Last week, Manchin called on Biden to withdraw Caliph’s candidacy, saying he “failed to resolve the crisis in any significant way” and would not make the changes needed by the FDA to fight opioids, which have hit West Virginia particularly hard.
“We need a new, committed leadership that understands the seriousness of the drug epidemic and will fight the greed of the pharmaceutical industry,” Manchin wrote with Sen. Mike Brown, R-Ind., In an article published in USA Today. . In a statement last month, Hassan said he “does not seem to be any different” under Caliph’s leadership.
As FDA’s deputy commissioner for medical products, Caliph announced a revision of the regulator’s opioid policy on drugs. However, Manchin criticized Caliph for FDA approval of three new opioids during his tenure as agency commissioner.
During the nomination hearings, Caliph acknowledged the FDA’s failure when it approved OxyContin in 1995 without long-term research or evaluation of drug addiction. He said the FDA should look closely at the labeling of opioids to warn that they are not intended for long-term use.
“I think we need to learn from everything that has happened to us over the last few decades and re-evaluate where we are today,” Caliph said. “Because everything we’ve done so far is not enough. It will take all hands on deck, and in particular the FDA must redouble its efforts to train prescribing physicians.”
According to the CDC, in 2020, a record number of Americans died from opioid overdoses, more than 68,000 people. More than 500,000 Americans have reported deaths from opioid overdoses since 1999.
Lawmakers have also pressured Caliph regarding his position on the speedy FDA approval process for drugs that can help patients with serious illnesses in which there are no other treatment options. Woodschnep faced a reaction to the accelerated assertion BiogenAlzheimer’s disease cure in June after a report revealed that company executives had met with FDA officials outside official channels. The Acting Commissioner requested the Inspector General of the investigation in connection with the approval of the drug Biogen for Alzheimer’s disease.
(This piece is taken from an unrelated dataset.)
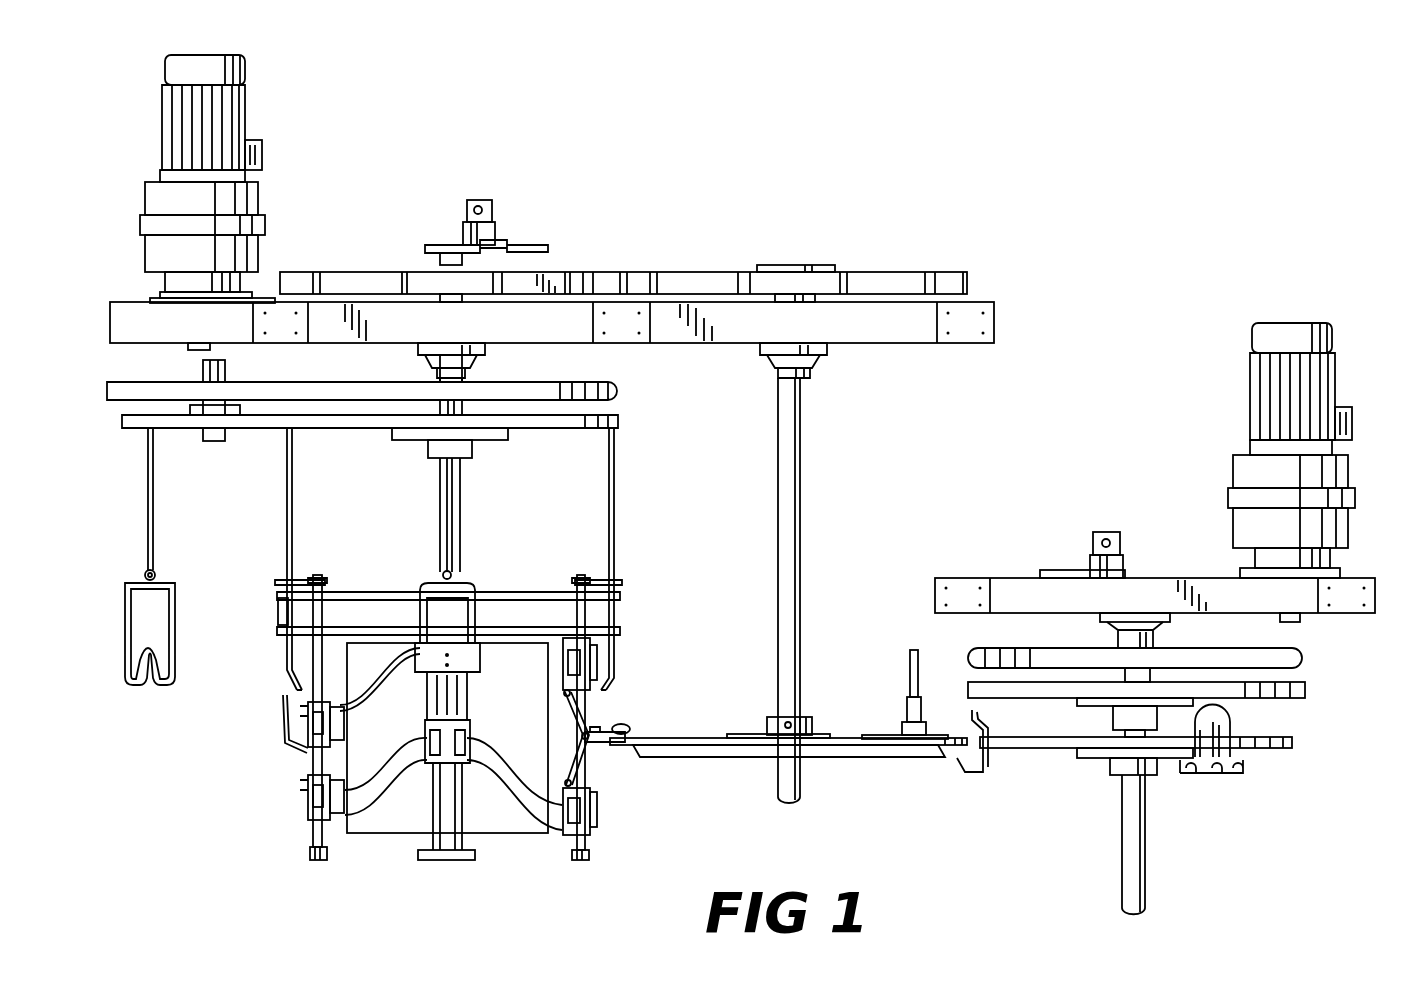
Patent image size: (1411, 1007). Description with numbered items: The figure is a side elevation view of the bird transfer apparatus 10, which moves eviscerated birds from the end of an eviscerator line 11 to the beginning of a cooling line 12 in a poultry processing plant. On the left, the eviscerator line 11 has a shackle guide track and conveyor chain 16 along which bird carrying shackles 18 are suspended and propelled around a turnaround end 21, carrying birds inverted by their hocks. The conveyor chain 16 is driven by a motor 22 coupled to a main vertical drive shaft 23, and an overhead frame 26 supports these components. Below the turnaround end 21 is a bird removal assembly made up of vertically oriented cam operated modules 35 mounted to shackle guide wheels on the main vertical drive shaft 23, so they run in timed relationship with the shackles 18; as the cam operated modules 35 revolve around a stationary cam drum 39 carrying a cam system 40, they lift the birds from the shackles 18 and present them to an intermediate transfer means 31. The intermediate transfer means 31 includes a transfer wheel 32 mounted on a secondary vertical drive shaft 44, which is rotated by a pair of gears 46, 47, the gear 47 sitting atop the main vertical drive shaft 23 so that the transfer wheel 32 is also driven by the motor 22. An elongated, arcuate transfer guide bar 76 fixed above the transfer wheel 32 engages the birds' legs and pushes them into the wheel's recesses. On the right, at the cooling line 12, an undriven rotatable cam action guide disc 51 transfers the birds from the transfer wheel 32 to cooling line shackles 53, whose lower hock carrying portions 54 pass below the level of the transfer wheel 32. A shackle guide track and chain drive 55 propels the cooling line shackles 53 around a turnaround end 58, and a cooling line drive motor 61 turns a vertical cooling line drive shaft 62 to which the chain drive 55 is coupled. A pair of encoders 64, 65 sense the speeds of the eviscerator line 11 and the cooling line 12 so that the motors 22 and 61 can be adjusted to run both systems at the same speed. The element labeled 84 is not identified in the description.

Earlier this month, Oregon Sen. Ron Wyden said in a letter that some companies took advantage of the expedited process, while the FDA shied away from using its powers to punish those who abuse the procedure. Caliph in his reply letter stated that he would work with Congress to close the gaps in accountability.
During the nomination hearings, Caliph said the American people want earlier access to drugs that could potentially treat life-threatening illnesses. However, he acknowledged that the accelerated process is inherently uncertain, and the FDA needs to better monitor the effectiveness of drugs that were approved early.
“We need to have a better system for evaluating these products when they are used in the market,” Caliph told the Senate Health Committee in December.